Celle-là, c’est la meilleure ! Mon garage en a vu défiler, des voitures, mais cette fois, je sens que je détiens la perle rare. Vous avez sans doute remarqué qu’avec les voitures, on en fait toujours trop. On en fait des caisses et c’est précisément pour cette raison qu’on a fini par les appeler ainsi ! A moins que ce soit l’inverse. « Peu importe le modèle, pourvu qu’il y ait l’ivresse », est une formule bannie par la sécurité routière, et pourtant je la fais volontiers mienne. Mon épanouissement dépend de la relation d’échange, de connexion et de communication que nous entretenons elle et moi. Qu’elle soit bourrée d’électronique et moi bourré tout court n’est pas un problème, dès lors que nous partageons les mêmes valeurs. Aujourd’hui, je suis certain d’accomplir un bon bout de chemin avec celle-ci, sans même d’ailleurs avoir besoin de prendre la route. Car, oui, pas une seule de mes voitures n’a quitté mon garage durant ce qui a été parfois une simple collaboration ou une cohabitation forcée. Si l’on me regardait avec des grands yeux à l’époque, les mentalités évoluent, la voiture ayant de moins en moins vocation à rouler ou à transporter, c’est bien connu. Bien sûr, elle roulera toujours des mécaniques, surtout en sortant, pimpante, des ateliers, mais son usage va changer radicalement.

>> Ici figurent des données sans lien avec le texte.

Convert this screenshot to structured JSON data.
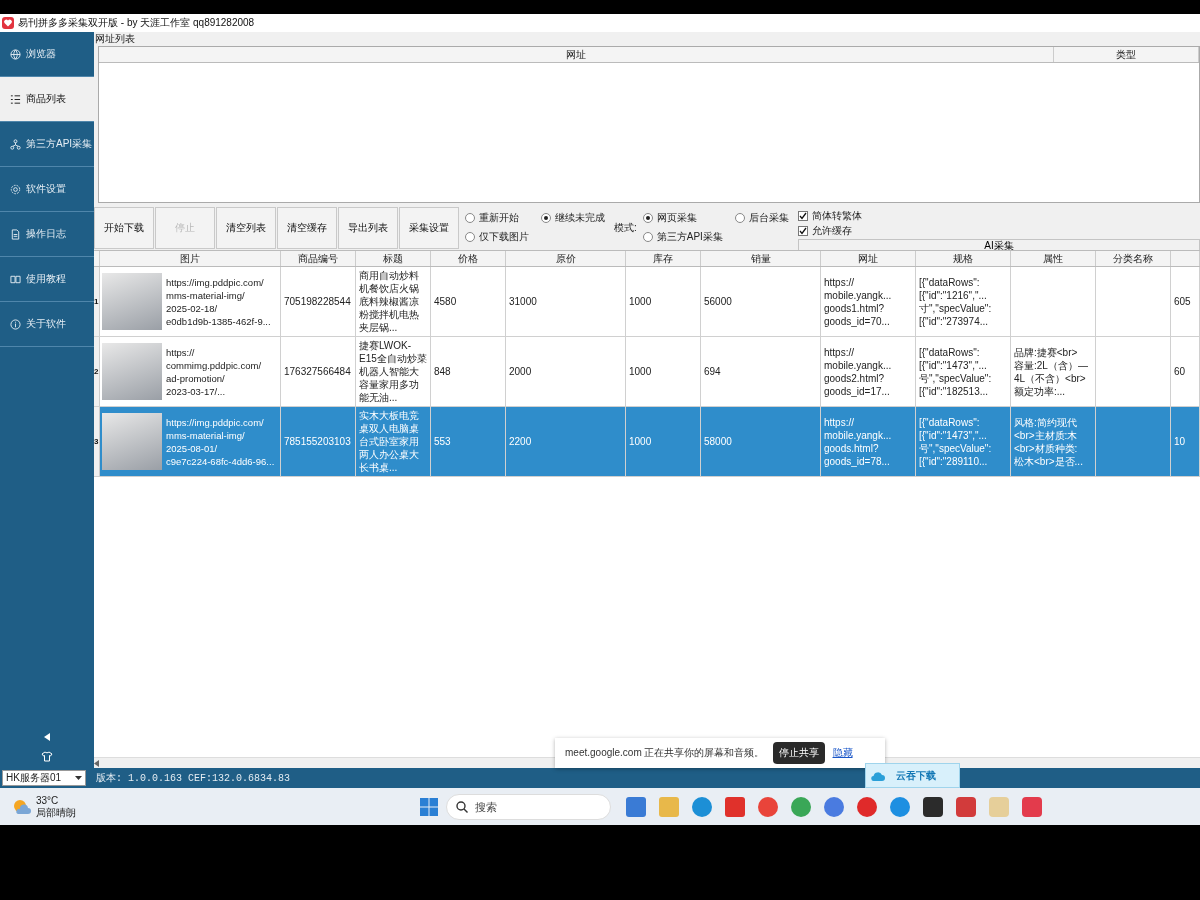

Ma nouvelle bagnole me convient donc au plus haut point. Avant de trouver le modèle idéal, j’ai néanmoins subi des expériences délicates avec des vendeurs sans scrupules et des concessions automobiles qui ne faisaient aucune concession, et où les remises n’étaient pas de mise. Elles portaient décidément mal leur nom ! Il faut dire que la batterie d’arguments avancés par les commerciaux tombait souvent à plat. On ne parle pas le même langage. Tous avancent que les voitures présentées en ont sous la pédale. Je n’ai jamais su laquelle. D’ailleurs, je suis allé jeter un œil plus d’une fois, il n’y a pas grand-chose, ni sous la première, ni sous la deuxième, et pas plus sous la troisième. Il paraît également qu’elles en ont toutes sous le capot. C’est vrai, il y en a des trucs, mais c’est toujours pareil. Rien de très captivant !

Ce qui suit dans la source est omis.